Figure 2. Spatial and temporal properties of Ca²⁺ dynamics.

(A) Cartoon of four spatial scales of Ca²⁺ dynamics. Blips involve only one receptor activated channel. Puffs involve more than one receptor-activated channel (IP₃R or RyR). In a spike, the entire cell is active, and Ca²⁺ may spread to adjacent cells. An intercellular Ca²⁺ wave (ICW) involves multiple full-cell responses that are chained together, resulting in a self-sustaining transient of Ca²⁺ signaling across an entire tissue. Arrows represent the diffusion of the Ca²⁺ signal dynamics. (B) Several examples of Ca²⁺ signals. Shown is a slow change in Ca²⁺ concentration, a sinusoidal Ca²⁺ oscillation, and Ca²⁺ oscillation spikes. An oscillatory signal can contain more information than a static signal including oscillation Frequency, Amplitude, Basal concentration, and Width at Half Max (WHM). (C) Example of how a dynamic signal can be decoded to activate one of two different targets.
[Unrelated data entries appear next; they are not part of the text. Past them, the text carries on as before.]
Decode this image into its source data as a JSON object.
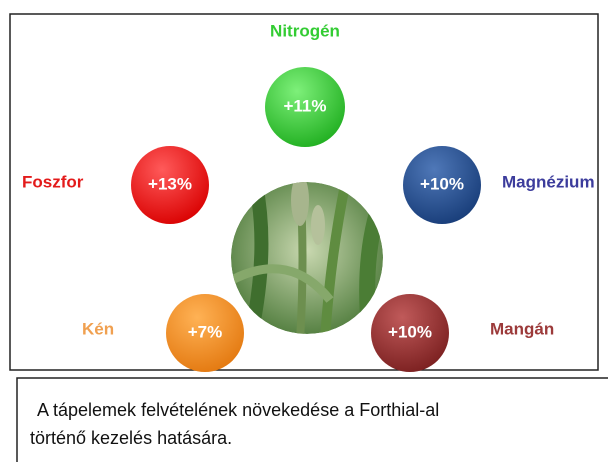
{
  "nodes": [
    {
      "label": "Nitrogén",
      "value": "+11%"
    },
    {
      "label": "Foszfor",
      "value": "+13%"
    },
    {
      "label": "Magnézium",
      "value": "+10%"
    },
    {
      "label": "Kén",
      "value": "+7%"
    },
    {
      "label": "Mangán",
      "value": "+10%"
    }
  ],
  "caption": [
    "A tápelemek felvételének növekedése a Forthial-al",
    "történő kezelés hatására."
  ]
}
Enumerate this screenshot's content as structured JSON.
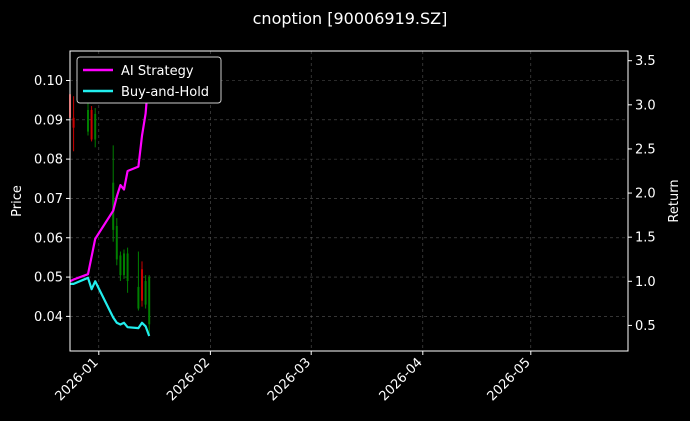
{
  "chart_data": {
    "type": "line",
    "title": "cnoption [90006919.SZ]",
    "xlabel": "",
    "ylabel": "Price",
    "y2label": "Return",
    "grid": true,
    "legend": "top-left",
    "xlim": [
      "2025-12-24",
      "2026-05-28"
    ],
    "ylim": [
      0.0312,
      0.1075
    ],
    "y2lim": [
      0.21,
      3.61
    ],
    "x_ticks": [
      "2026-01",
      "2026-02",
      "2026-03",
      "2026-04",
      "2026-05"
    ],
    "y_ticks": [
      0.04,
      0.05,
      0.06,
      0.07,
      0.08,
      0.09,
      0.1
    ],
    "y2_ticks": [
      0.5,
      1.0,
      1.5,
      2.0,
      2.5,
      3.0,
      3.5
    ],
    "colors": {
      "background": "#000000",
      "grid": "#555555",
      "up_candle": "#008000",
      "down_candle": "#cc0000",
      "strategy": "#ff00ff",
      "buyhold": "#22eeee"
    },
    "candles": [
      {
        "date": "2025-12-24",
        "open": 0.0965,
        "close": 0.0905,
        "high": 0.0975,
        "low": 0.089
      },
      {
        "date": "2025-12-25",
        "open": 0.0905,
        "close": 0.088,
        "high": 0.096,
        "low": 0.082
      },
      {
        "date": "2025-12-29",
        "open": 0.087,
        "close": 0.0925,
        "high": 0.0945,
        "low": 0.086
      },
      {
        "date": "2025-12-30",
        "open": 0.0925,
        "close": 0.085,
        "high": 0.0935,
        "low": 0.0845
      },
      {
        "date": "2025-12-31",
        "open": 0.085,
        "close": 0.0915,
        "high": 0.093,
        "low": 0.083
      },
      {
        "date": "2026-01-05",
        "open": 0.062,
        "close": 0.074,
        "high": 0.0835,
        "low": 0.059
      },
      {
        "date": "2026-01-06",
        "open": 0.0545,
        "close": 0.063,
        "high": 0.065,
        "low": 0.053
      },
      {
        "date": "2026-01-07",
        "open": 0.0505,
        "close": 0.0555,
        "high": 0.0565,
        "low": 0.049
      },
      {
        "date": "2026-01-08",
        "open": 0.0505,
        "close": 0.056,
        "high": 0.057,
        "low": 0.0495
      },
      {
        "date": "2026-01-09",
        "open": 0.049,
        "close": 0.056,
        "high": 0.0575,
        "low": 0.046
      },
      {
        "date": "2026-01-12",
        "open": 0.042,
        "close": 0.0475,
        "high": 0.0565,
        "low": 0.0415
      },
      {
        "date": "2026-01-13",
        "open": 0.052,
        "close": 0.044,
        "high": 0.054,
        "low": 0.0425
      },
      {
        "date": "2026-01-14",
        "open": 0.043,
        "close": 0.049,
        "high": 0.0505,
        "low": 0.042
      },
      {
        "date": "2026-01-15",
        "open": 0.038,
        "close": 0.05,
        "high": 0.0505,
        "low": 0.0355
      }
    ],
    "series": [
      {
        "name": "AI Strategy",
        "axis": "right",
        "x": [
          "2025-12-24",
          "2025-12-25",
          "2025-12-29",
          "2025-12-31",
          "2026-01-05",
          "2026-01-06",
          "2026-01-07",
          "2026-01-08",
          "2026-01-09",
          "2026-01-12",
          "2026-01-13",
          "2026-01-14",
          "2026-01-15"
        ],
        "values": [
          1.0,
          1.02,
          1.08,
          1.48,
          1.8,
          1.96,
          2.09,
          2.04,
          2.25,
          2.3,
          2.65,
          2.9,
          3.4
        ]
      },
      {
        "name": "Buy-and-Hold",
        "axis": "right",
        "x": [
          "2025-12-24",
          "2025-12-25",
          "2025-12-29",
          "2025-12-30",
          "2025-12-31",
          "2026-01-05",
          "2026-01-06",
          "2026-01-07",
          "2026-01-08",
          "2026-01-09",
          "2026-01-12",
          "2026-01-13",
          "2026-01-14",
          "2026-01-15"
        ],
        "values": [
          0.97,
          0.97,
          1.04,
          0.91,
          1.0,
          0.59,
          0.53,
          0.51,
          0.53,
          0.48,
          0.47,
          0.53,
          0.49,
          0.38
        ]
      }
    ]
  }
}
In this case, the red signal is a non-oscillatory sustained increase in basal Ca²⁺ concentration, and the green signal is an oscillatory signal with high frequency and low amplitude and WHM. MLCK has a low activation threshold and can detect the change in basal concentration caused by the red signal. NFAT has a slow decay rate and can accumulate after many individual Ca²⁺ oscillations.